Chez Razvan Radulescu, l’accent est mis sur le comique, l’inadéquation entre la Securitate et le monde réel (un réel qui inclut également le fantastique). Ses histoires présentent les formes d’un monde accidenté, en 3D, dans lequel les frontières et les repères se superposent sans jamais perdre le lecteur. Bien au contraire, celui-ci y plonge avec un réel bonheur d’enfant.
Razvan Radulescu est également scénariste. Il fait partie de la nouvelle vague cinématographique roumaine notamment grâce aux films de Lucian Pintilie : Niki et Flo ou de Cristi Puiu : La Mort de Monsieur Lazarescu, dont il a écrit les scénarios. Il vient de réaliser son premier film : Felicia, avant tout.
8. FILIP FLORIAN
Filip Florian né en 1968, est une des figures montantes de la littérature roumaine. De 1990 à 1992, il est écrit pour la revue littéraire Cuvantul ; puis il travaille à Radio Europa libera jusqu’en 1995. Son roman Degete mici / Petits doigts (2005) lui a valu de nombreux prix en Roumanie tout en rencontrant un immense succès critique et public.
Avec son frère Matei, Filip Florian a publié Baiuteii / Garçonnets. Son dernier volume Zilele regelui / Les Jours du roi , est un roman surprenant dans lequel l’amour et l’amitié, ainsi que les innombrables visages qui en découlent, traversent la moitié du 19ème siècle en Roumanie et ailleurs.

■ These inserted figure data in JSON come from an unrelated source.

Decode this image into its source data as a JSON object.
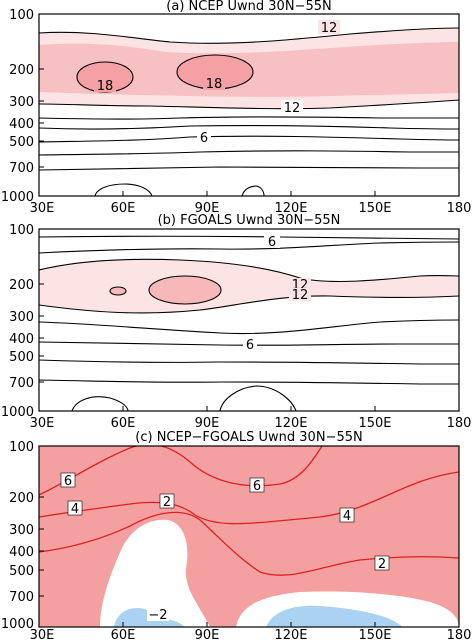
{
  "figure": {
    "panels": [
      {
        "id": "a",
        "title": "(a) NCEP Uwnd 30N−55N",
        "contour_levels": [
          6,
          12,
          18
        ],
        "fill_colors": {
          "shade_12": "#fde4e4",
          "shade_18": "#f7c0c2"
        }
      },
      {
        "id": "b",
        "title": "(b) FGOALS Uwnd 30N−55N",
        "contour_levels": [
          6,
          12
        ],
        "fill_colors": {
          "shade_12": "#fde4e4",
          "shade_18": "#f7c0c2"
        }
      },
      {
        "id": "c",
        "title": "(c) NCEP−FGOALS Uwnd 30N−55N",
        "contour_levels": [
          -2,
          2,
          4,
          6
        ],
        "fill_colors": {
          "positive": "#f4a0a0",
          "negative": "#a9d3f0",
          "neutral": "#ffffff",
          "line": "#e02020"
        }
      }
    ],
    "x_ticks": [
      "30E",
      "60E",
      "90E",
      "120E",
      "150E",
      "180"
    ],
    "y_ticks": [
      "100",
      "200",
      "300",
      "400",
      "500",
      "700",
      "1000"
    ]
  },
  "chart_data": [
    {
      "type": "heatmap",
      "title": "(a) NCEP Uwnd 30N−55N",
      "x_ticks": [
        "30E",
        "60E",
        "90E",
        "120E",
        "150E",
        "180"
      ],
      "y_ticks": [
        "100",
        "200",
        "300",
        "400",
        "500",
        "700",
        "1000"
      ],
      "xlim": [
        30,
        180
      ],
      "ylim": [
        1000,
        100
      ],
      "y_scale": "log",
      "contour_labels": [
        "12",
        "18",
        "18",
        "12",
        "6"
      ]
    },
    {
      "type": "heatmap",
      "title": "(b) FGOALS Uwnd 30N−55N",
      "x_ticks": [
        "30E",
        "60E",
        "90E",
        "120E",
        "150E",
        "180"
      ],
      "y_ticks": [
        "100",
        "200",
        "300",
        "400",
        "500",
        "700",
        "1000"
      ],
      "xlim": [
        30,
        180
      ],
      "ylim": [
        1000,
        100
      ],
      "y_scale": "log",
      "contour_labels": [
        "6",
        "12",
        "12",
        "6"
      ]
    },
    {
      "type": "heatmap",
      "title": "(c) NCEP−FGOALS Uwnd 30N−55N",
      "x_ticks": [
        "30E",
        "60E",
        "90E",
        "120E",
        "150E",
        "180"
      ],
      "y_ticks": [
        "100",
        "200",
        "300",
        "400",
        "500",
        "700",
        "1000"
      ],
      "xlim": [
        30,
        180
      ],
      "ylim": [
        1000,
        100
      ],
      "y_scale": "log",
      "contour_labels": [
        "6",
        "6",
        "4",
        "4",
        "2",
        "2",
        "−2"
      ]
    }
  ]
}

Je me permets cependant d’émettre une préférence pour l’ingéniosité et la richesse des Petits doigts qui font de ce roman un texte passionnant et inoubliable. Légèrement déconcertant au début, sa brume apparente se dissipe peu à peu pour finalement révéler la beauté lumineuse du livre. Ces Petits doigts se composent d’ornements taillés, sculptés, de lignes précises qui se fondent les unes aux autres pour finalement réapparaître au sein d’autres corps magnifiés par le talent de leur auteur-joailler. Un équilibre fluide habille le texte. Les histoires s’entrecroisent tels les contes de Shéhérazade, les personnages possèdent le caractère tourmenté propre à la littérature d’Europe centrale (et de l’Est), non sans rappeler quelques textes de Kundera, grâce à l’ironie que Filip Florian adresse à l’Histoire, faite de grands et de petits récits, et bordée du sourire incrédule d’une femme qui ne croit pas aux histoires mais se laisse happer par elle.